Çok ilahlılık manasına gelen “şirk” ile bu durum biraz daha farklı. Dikkat edersek, çok ilahlılık vurgusundan daha çok, Şeyh, kullandığı ifade ile bize, Tek Bir Allah’a inandığımız halde, yani “Yaratıcı Bir olur” dediğimiz halde, Onun yanında bazı şeyleri de ilahlaştıracak şekilde seviyor olabileceğimizi anlatıyor. Bu “el-hubb-u ma’allah” tabiri bana ilginç geldi. Henotheism (Bir Allah’a inanmakla beraber yanı başında başka ilahlar da edinmek) denen olayın bizim dünyamızda “polytheism” (birden çok ilaha inanmak) ile aynıymış gibi görünmesi bizim kendimizi uyanık tutmamıza engel oluyor. Genelde Müslüman toplumlarda “polytheism” neredeyse hiç görülmüyor, ya “henotheism”? İşte Şeyh’ül-İslam İbn Teymiyye bu noktaya güzel bir tabir ile dikkatimizi çekiyor: “El-hubb-u ma’allah”. Yani Bir Allah’a inandığımız halde ve bu imanımız sahte olmadığı, gerçekten Bir olan Allah’a inandığımız halde şirke girmemiz mümkün olabiliyor. “El-hubb-u ma’allah”, Allah’ın yanı sıra, Allah’tan gayrısını sevmek, yani onlardaki özellikleri, onların kendisinden bilmek olarak tanımlanıyor. Yani İbn Teymiyye “onları Yaratan kainatın Yaratıcısı olan Allah’tır” dediğimiz ve buna samimi bir şekilde inandığımız halde onların kendilerinde görünen özellikleri, onların kendilerinden bilmek tehlikesine dikkatimizi çekiyor.
Bu konu çok önemli, özellikle bilimsel izahlar yapan mümin billahların (Allah’a iman eden mü’minlerin) genelde düştüğü hata burada yatıyor. “Allah güneşi veya hücreyi yarattı ama güneş ışık veriyor, hücre bölünüyor, çoğalıyor. Canım, güneşe ışık verme özelliğini Allah verdi, biliyoruz” denebiliyor. “Allah nimeti yarattı ama çiftçi de iyi katkıda bulundu, aşçı da güzel lezzet verdi, gübre de bayağı etkiliymiş” vs.
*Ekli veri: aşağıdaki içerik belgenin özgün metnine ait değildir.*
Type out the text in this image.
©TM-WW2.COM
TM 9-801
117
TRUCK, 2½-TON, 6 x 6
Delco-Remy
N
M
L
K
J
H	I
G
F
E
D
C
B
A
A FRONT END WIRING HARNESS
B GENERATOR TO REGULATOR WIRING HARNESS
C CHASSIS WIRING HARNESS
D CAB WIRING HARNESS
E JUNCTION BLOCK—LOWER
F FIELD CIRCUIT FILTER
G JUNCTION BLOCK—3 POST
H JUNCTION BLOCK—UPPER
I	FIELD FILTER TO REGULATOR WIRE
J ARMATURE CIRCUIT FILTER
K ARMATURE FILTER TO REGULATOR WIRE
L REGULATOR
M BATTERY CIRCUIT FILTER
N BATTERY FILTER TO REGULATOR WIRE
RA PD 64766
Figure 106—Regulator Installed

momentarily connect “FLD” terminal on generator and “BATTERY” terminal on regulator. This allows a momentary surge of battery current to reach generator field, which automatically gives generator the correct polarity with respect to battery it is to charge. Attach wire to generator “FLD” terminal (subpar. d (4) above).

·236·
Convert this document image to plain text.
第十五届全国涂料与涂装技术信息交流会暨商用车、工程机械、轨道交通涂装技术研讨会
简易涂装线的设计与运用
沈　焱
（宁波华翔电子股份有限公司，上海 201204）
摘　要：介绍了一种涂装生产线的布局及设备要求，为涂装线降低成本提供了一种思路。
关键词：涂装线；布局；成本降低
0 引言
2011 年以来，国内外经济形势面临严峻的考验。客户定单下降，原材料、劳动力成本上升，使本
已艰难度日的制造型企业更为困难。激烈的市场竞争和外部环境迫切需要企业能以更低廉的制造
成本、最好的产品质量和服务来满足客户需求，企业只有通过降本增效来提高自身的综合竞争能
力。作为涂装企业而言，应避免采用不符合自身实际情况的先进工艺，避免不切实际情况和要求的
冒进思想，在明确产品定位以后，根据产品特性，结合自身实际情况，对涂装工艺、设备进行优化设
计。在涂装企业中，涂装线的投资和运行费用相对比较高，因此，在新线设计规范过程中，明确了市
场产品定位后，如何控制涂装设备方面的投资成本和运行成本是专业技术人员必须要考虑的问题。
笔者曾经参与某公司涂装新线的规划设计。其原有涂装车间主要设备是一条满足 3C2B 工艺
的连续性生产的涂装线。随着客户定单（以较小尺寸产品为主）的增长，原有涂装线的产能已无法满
Konuyla ilgili bazı ayetleri buraya almadan geçemeyeceğim.
28:88 –
وَلَا تَدْعُ مَعَ اللّٰهِ اِلٰهاً اٰخَرَۢ لَٓا اِلٰهَ اِلَّا هُوَ۠ كُلُّ شَيْءٍ هَالِكٌ اِلَّاوَجْهَهُۜ لَهُ الْحُكْمُ وَاِلَيْهِ تُرْجَعُونَ
Ve Allah ile beraber (ma’allah) başka bir ilaha tapma. O’ndan başka ilah yoktur. O’na bakan vechesinden başka her şey helak olucudur. Hüküm O’nundur ve siz O’na döndürüleceksiniz.
39:45 –
وَاِذَا ذُكِرَ اللّٰهُ وَحْدَهُ اشْمَاَزَّتْ قُلُوبُ الَّذ۪ينَ لَا يُؤْمِنُونَ بِالْاٰخِرَةِۚوَاِذَا ذُكِرَ الَّذ۪ينَ مِنْ دُونِه۪ٓ اِذَا هُمْ يَسْتَبْشِرُونَ
“Sadece Allah anıldığı zaman, ahirete inanmayanların kalbi öfkeyle kabarır. Oysa O’ndan başkaları anıldığında hemen sevince kapılırlar.” (Bu ayetin birinci bölümüne dikkat edersek, “yalnızca Allah tek başına anıldığı zaman, ahirete inanmayanların kalbi öfkeyle dolar. Ve fakat -o tek başına değil de- O’ndan başkaları (O’nun yanısıra) anıldığında sevinirler.” şeklinde bir tercüme daha uygun olur. Eğer tabir caizse, “dinimize, devletimize, milletimize…” denildiğinde o kimselerin yüzleri gülmeye başlar. Niye? Allah’ın yanısıra başka şeyler de anılıyor!
12:105 –
وَكَاَيِّنْ مِنْ اٰيَةٍ فِي السَّمٰوَاتِ وَالْاَرْضِ يَمُرُّونَ عَلَيْهَا وَهُمْ عَنْهَامُعْرِضُونَ
“Göklerde ve yerde nice ayetler vardır ki, üzerinden geçerler de, ona sırtlarını dönüp giderler.”
12:106 –
وَمَا يُؤْمِنُ اَكْثَرُهُمْ بِاللّٰهِ اِلَّا وَهُمْ مُشْرِكُونَ
“Ve onların çoğu Allah’a şirk koşmadan inanmazlar.”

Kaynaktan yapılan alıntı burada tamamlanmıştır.